Colonial Reports Profits Up as Takeover Deadline Looms
- Mar 03, 2008
Spanish property firm Colonial announced it enjoyed a substantial increase in profits in 2007, as the firm faced an acquisition deadline of today from Investment Corp. of Dubai. The investment group has offered $4.5 billion for the Barcelona-based developer. Colonial said net profit jumped last year to $129.7 million from $26.1 million, due to its acquisition of Spanish mall developer Riofisa, and a nearly $840 million increase in the value of its assets. Many real estate firms in Spain have been confronting significant financial problems of late, especially if they have large residential divisions, as residential housing has been overbuilt in the country, said Roger Cooke, (pictured), managing partner of Cushman & Wakefield Spain. Gauging these companies’ health comes down to three factors: the extent of their exposure to the residential market; whether they have moved from development into investment; and if they are diversified outside of Spain, Cooke said. On Feb. 1, CPN reported that GE Real Estate Iberia dropped out of the competition for Colonial. GE claimed it could not get access to the accounts, despite earlier news that Colonial management would open its books.

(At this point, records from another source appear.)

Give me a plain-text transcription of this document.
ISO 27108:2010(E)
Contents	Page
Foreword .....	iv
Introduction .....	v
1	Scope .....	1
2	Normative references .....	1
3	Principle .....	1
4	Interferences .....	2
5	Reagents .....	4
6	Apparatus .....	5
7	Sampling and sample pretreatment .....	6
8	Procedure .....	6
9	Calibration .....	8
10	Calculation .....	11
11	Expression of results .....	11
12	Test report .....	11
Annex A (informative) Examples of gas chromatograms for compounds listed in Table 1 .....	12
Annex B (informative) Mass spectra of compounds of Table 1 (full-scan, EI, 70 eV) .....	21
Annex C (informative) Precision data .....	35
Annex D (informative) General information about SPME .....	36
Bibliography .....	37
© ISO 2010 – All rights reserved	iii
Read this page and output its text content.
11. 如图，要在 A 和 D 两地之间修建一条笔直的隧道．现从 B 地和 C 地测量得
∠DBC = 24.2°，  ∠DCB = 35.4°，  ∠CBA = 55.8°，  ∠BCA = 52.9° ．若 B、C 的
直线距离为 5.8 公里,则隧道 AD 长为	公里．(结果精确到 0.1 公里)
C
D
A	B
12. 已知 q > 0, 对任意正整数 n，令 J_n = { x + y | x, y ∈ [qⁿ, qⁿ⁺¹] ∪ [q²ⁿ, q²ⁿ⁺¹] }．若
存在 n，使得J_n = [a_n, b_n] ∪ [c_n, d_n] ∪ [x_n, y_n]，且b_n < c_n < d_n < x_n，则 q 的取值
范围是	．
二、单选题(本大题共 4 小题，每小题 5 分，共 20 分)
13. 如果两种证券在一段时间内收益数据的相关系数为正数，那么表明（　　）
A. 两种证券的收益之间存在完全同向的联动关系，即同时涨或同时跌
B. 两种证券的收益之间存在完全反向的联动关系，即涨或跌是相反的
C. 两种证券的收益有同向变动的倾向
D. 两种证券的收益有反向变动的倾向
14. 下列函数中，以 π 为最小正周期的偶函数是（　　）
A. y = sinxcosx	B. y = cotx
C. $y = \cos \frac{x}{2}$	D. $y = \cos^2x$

If Investment Corp. of Dubai does acquire Colonial, Cooke said it will take some time to determine if they made a propitious move. “It really depends on how the market comes around,” said Cooke. While Colonial is a residential developer, its purchase of Riofisa has meant that Colonial now has a retail development pipeline outside of Spain, as well as inside the country, and also owns office space in Spain. But Cooke said an open question is the effect that a slowing residential construction industry will have on Spain’s economy, as major job losses could result.